Pourquoi n’entend-on pas plus parler de Barry, cette série-comédie noire qui se décline drôlement en 10 épisodes de 30 mn, programmée sur HBO depuis le 25 mars aux États-Unis et le 26 mars sur OCS City en France? Une question que tout amoureux de projets singuliers devrait sincèrement poser tant selon nous, cette série qui repose sur un argument-pitch improbable-tendance façon Breaking Bad (quand un tueur en série devient un acteur) détonne quand même bien dans le genre «humour chaos», échappant à toutes les ornières mode d’une telle proposition, trouvant un équilibre costaud entre les éléments de comédie pure et une approche plus subtile des personnages.
Faisons les présentations. Barry est un ancien soldat introverti et solitaire, devenu tueur à gage par défaut, pensant que tuer était son seul talent. Lorsque son patron l’envoie à Los Angeles pour abattre un acteur débutant, notre Barry se découvre une passion pour la comédie, sentant le cœur battre la chamade pour une comédienne paumée, et décider de changer de vie. Mais avant de changer de vie, il doit tout d’abord se débarrasser d’un gang tchétchène. En gros, c’est Dexterpour de rire (mais aussi dark).

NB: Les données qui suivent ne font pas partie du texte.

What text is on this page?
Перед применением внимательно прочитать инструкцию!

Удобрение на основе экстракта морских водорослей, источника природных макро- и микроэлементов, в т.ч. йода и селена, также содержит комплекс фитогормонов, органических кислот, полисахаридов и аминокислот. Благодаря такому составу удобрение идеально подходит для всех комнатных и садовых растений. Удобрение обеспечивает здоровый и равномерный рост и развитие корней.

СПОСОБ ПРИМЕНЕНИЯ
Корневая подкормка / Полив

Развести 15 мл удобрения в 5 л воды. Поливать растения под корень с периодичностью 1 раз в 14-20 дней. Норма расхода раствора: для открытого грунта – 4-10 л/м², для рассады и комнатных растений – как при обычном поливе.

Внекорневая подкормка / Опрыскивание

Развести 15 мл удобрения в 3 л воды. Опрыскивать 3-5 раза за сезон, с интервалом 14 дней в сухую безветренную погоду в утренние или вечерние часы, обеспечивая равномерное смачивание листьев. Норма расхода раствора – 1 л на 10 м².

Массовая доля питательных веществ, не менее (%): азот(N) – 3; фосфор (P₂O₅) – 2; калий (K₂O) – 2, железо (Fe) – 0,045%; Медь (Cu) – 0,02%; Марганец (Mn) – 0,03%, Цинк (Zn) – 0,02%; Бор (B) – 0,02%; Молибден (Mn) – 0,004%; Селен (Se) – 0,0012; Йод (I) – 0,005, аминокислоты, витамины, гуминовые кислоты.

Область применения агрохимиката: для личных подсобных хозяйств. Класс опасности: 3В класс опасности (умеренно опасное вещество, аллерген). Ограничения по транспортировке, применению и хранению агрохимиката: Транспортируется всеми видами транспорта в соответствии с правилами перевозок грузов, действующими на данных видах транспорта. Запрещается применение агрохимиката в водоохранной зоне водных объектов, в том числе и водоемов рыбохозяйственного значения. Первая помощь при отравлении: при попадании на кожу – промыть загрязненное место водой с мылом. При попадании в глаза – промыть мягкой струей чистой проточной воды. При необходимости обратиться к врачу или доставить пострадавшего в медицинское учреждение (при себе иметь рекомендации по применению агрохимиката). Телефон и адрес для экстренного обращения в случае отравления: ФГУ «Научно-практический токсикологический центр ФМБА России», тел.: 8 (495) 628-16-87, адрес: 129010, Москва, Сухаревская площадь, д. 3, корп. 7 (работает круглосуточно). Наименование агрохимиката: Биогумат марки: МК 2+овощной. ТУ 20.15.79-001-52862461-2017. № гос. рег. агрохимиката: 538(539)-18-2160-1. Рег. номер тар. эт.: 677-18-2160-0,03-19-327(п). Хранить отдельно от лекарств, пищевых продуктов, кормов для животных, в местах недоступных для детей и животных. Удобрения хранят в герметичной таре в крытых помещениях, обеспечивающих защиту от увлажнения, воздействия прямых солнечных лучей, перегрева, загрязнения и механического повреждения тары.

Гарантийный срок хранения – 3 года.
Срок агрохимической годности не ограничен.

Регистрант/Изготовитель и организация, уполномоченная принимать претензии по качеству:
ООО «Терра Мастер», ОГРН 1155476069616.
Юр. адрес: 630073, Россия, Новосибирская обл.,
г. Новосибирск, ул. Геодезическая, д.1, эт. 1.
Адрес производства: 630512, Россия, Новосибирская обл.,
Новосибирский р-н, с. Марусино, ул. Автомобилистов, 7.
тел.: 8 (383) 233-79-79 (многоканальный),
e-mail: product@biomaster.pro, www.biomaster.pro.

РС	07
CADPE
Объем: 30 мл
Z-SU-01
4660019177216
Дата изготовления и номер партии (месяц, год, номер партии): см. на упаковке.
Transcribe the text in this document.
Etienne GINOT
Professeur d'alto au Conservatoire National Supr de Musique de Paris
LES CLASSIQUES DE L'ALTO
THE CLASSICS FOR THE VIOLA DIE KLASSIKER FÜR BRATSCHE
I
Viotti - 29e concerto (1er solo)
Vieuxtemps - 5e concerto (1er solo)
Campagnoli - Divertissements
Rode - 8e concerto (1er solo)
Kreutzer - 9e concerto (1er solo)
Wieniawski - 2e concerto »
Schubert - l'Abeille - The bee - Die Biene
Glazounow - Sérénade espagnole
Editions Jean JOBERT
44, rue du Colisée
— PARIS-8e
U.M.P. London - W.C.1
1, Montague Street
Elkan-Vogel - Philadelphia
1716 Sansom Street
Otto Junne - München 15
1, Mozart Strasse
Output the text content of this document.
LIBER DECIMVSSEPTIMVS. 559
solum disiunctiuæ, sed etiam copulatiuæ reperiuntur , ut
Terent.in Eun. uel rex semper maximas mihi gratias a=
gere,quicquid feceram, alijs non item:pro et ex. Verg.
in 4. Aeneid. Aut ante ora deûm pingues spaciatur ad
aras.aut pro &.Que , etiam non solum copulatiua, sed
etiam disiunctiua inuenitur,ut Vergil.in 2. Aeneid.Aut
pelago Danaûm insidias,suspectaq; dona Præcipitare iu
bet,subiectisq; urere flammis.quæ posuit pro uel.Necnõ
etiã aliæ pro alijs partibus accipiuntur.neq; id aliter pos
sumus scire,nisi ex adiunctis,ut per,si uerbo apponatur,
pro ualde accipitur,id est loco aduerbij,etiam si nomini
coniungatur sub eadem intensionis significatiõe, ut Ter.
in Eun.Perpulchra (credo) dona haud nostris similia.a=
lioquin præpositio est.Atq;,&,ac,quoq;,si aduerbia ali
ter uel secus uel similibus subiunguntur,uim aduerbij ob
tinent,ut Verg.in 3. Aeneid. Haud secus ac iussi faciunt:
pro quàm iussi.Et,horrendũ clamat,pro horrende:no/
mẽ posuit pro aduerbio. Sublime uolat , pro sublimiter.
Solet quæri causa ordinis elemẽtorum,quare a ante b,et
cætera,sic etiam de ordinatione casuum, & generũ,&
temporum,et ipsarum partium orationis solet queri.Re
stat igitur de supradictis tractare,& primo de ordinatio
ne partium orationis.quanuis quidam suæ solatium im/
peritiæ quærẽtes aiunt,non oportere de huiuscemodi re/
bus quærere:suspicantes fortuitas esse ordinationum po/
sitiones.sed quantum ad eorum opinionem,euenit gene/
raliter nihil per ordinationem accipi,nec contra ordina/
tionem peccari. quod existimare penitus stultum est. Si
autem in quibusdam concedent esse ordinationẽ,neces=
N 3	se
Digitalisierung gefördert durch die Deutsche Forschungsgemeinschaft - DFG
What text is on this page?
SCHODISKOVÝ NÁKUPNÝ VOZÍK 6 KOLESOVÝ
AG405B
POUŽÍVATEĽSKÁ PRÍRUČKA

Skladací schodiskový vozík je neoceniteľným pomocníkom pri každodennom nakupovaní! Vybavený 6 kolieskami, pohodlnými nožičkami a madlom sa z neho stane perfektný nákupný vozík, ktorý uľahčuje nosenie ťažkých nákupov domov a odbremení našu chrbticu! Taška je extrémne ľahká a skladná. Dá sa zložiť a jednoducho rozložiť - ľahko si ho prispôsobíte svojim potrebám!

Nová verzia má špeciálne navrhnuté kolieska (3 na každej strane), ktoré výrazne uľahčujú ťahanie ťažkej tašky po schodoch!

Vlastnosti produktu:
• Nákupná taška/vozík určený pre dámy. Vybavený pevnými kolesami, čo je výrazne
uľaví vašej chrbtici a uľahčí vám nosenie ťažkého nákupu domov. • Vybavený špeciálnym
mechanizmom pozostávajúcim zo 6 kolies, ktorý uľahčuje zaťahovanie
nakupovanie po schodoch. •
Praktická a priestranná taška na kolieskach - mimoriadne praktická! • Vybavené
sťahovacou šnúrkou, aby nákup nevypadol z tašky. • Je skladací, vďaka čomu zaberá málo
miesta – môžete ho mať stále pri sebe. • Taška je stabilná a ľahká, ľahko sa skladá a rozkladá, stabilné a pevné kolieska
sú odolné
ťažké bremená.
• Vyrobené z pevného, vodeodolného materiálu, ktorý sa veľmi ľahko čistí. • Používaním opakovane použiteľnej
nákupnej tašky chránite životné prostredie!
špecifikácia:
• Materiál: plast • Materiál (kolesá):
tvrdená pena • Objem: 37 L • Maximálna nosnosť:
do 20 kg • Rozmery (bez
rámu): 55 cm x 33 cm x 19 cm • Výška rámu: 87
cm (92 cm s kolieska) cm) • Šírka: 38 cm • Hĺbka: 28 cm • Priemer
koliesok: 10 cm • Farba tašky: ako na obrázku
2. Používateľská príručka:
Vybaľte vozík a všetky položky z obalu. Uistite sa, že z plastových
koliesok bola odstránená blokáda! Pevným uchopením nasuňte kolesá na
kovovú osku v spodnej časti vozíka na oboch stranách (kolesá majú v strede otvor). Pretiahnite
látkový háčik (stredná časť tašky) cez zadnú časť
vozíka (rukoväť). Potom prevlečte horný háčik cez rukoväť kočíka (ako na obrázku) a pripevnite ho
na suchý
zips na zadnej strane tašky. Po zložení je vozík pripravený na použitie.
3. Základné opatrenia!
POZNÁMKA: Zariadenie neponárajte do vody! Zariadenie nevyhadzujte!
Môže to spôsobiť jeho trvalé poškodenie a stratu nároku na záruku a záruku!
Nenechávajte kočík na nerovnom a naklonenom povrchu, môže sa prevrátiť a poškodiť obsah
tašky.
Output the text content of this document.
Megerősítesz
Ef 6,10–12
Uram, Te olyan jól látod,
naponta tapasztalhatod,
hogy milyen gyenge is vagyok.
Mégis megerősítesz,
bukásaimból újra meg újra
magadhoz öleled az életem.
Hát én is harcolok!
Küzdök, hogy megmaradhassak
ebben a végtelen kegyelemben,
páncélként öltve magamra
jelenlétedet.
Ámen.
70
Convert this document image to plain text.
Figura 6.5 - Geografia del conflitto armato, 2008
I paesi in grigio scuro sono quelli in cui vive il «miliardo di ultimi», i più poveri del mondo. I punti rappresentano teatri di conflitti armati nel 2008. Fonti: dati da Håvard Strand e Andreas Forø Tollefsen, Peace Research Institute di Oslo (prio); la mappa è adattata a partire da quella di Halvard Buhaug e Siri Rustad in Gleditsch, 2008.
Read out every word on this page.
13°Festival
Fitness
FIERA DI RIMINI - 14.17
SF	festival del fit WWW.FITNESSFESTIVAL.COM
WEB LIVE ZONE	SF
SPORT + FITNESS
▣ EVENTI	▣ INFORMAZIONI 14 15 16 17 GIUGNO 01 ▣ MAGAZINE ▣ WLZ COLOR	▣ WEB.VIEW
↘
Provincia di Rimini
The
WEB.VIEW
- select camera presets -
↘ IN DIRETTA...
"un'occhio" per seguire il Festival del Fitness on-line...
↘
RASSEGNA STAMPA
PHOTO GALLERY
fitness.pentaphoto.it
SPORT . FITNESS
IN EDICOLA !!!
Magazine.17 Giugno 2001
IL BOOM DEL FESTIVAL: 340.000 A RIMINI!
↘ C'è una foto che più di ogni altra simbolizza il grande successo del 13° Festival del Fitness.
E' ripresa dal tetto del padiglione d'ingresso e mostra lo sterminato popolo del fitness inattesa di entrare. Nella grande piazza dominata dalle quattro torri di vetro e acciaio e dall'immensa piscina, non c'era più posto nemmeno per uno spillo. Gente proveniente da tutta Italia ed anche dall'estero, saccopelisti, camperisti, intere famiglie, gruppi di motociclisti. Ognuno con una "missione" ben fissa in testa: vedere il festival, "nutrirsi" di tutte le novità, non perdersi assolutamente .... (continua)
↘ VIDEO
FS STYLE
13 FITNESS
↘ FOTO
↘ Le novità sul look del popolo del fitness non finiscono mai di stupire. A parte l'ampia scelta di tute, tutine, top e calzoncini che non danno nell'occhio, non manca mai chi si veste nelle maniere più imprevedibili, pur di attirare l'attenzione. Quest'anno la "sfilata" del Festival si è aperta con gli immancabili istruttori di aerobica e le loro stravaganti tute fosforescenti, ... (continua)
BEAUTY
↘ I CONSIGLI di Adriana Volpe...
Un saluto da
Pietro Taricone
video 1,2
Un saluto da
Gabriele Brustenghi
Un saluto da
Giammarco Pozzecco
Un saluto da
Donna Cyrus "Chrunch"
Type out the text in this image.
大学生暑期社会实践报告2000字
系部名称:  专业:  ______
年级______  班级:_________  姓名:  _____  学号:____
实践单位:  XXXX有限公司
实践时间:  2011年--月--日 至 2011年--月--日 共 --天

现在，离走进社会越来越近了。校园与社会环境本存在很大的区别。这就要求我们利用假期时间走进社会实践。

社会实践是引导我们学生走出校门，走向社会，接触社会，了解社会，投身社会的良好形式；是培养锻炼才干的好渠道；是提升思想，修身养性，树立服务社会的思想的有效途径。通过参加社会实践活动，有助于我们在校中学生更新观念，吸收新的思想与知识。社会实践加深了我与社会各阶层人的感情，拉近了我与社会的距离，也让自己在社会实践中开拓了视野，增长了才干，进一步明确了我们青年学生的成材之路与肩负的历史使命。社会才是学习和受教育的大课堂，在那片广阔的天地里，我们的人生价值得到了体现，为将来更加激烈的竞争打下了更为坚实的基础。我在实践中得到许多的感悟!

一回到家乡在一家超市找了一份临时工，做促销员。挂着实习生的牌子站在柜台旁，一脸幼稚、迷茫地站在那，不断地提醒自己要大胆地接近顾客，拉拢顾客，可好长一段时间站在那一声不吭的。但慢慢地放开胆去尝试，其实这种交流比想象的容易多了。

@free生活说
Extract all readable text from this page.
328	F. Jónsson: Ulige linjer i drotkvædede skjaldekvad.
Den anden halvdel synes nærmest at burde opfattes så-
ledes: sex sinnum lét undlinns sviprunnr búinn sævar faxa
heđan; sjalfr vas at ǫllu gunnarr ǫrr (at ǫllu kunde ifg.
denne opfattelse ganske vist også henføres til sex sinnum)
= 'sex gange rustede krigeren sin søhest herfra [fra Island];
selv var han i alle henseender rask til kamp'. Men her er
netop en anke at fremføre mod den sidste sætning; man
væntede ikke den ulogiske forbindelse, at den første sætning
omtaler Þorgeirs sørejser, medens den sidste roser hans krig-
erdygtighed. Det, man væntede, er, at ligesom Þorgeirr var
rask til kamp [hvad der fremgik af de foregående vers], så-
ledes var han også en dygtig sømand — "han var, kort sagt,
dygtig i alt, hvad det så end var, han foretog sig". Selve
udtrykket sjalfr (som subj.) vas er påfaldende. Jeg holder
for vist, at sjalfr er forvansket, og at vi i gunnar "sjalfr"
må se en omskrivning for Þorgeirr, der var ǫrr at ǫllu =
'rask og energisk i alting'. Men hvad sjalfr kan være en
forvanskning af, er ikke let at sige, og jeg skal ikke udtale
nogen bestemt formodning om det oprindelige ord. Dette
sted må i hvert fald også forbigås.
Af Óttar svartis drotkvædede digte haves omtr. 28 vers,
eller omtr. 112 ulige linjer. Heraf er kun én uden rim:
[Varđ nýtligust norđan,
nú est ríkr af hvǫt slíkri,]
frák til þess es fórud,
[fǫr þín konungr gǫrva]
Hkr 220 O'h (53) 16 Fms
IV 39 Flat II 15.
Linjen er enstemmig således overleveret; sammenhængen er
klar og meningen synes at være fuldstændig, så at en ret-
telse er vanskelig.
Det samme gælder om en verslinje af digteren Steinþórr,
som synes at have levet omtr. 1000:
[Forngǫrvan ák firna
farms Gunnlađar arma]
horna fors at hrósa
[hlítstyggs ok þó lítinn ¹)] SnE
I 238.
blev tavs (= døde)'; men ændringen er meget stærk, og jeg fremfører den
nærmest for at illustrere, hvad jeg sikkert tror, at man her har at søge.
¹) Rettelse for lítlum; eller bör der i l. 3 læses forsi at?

Bill Hader, comique révélé dans l’émission Saturday Night Live, tient le rôle éponyme de Barry. Il est aussi le co-auteur avec le scénariste et réalisateur Alec Berg (Seinfeld) de cette farce brillamment écrite qui traite tout ce qui est sérieux, moral… par-dessus le jambe. Cette désinvolture, ce mauvais esprit, ce je-m’en-foutisme s’avèrent ses atouts les plus précieux, donnant une bonne petite claque aux esprits trop sérieux. Et accessoirement, c’est drôle. Très. Mais pas que. L’air hébété, ce robot sur le voie de l’humanisation qu’est Barry traine surtout sa mélancolie post-traumatique dans un monde Kafkaïen, vide de sens, où chacun à son petit niveau galère avec ses choix existentiels, cherche sa place, tente de devenir l’acteur de sa propre vie (avec la trouille de passer à côté des évidences, des choses, des opportunités).
La bonne nouvelle dans Barry, c’est que Bill Hader a la bonne idée de ne pas jouer en solo mais de jouer collectif, laissant la place aux acteurs/personnages secondaires de vivre. Il y a de la lose de partout, chez tout le monde, mais de la lose amusée et amusante, presque jouissive, sur le mode «personne n’y croit vraiment, personne n’y arrive vraiment mais c’est ce qui nous rend solidaires». Cerise hilarante sur le gâteau : Harry Winkler, inoubliable rocker Fonzie dans la série Happy days, joue un professeur de théâtre vieux beau, dragueur, irrésistible. À chaque fois qu’il apparaît, sachez qu’il fait rire très fréquemment et très bruyamment.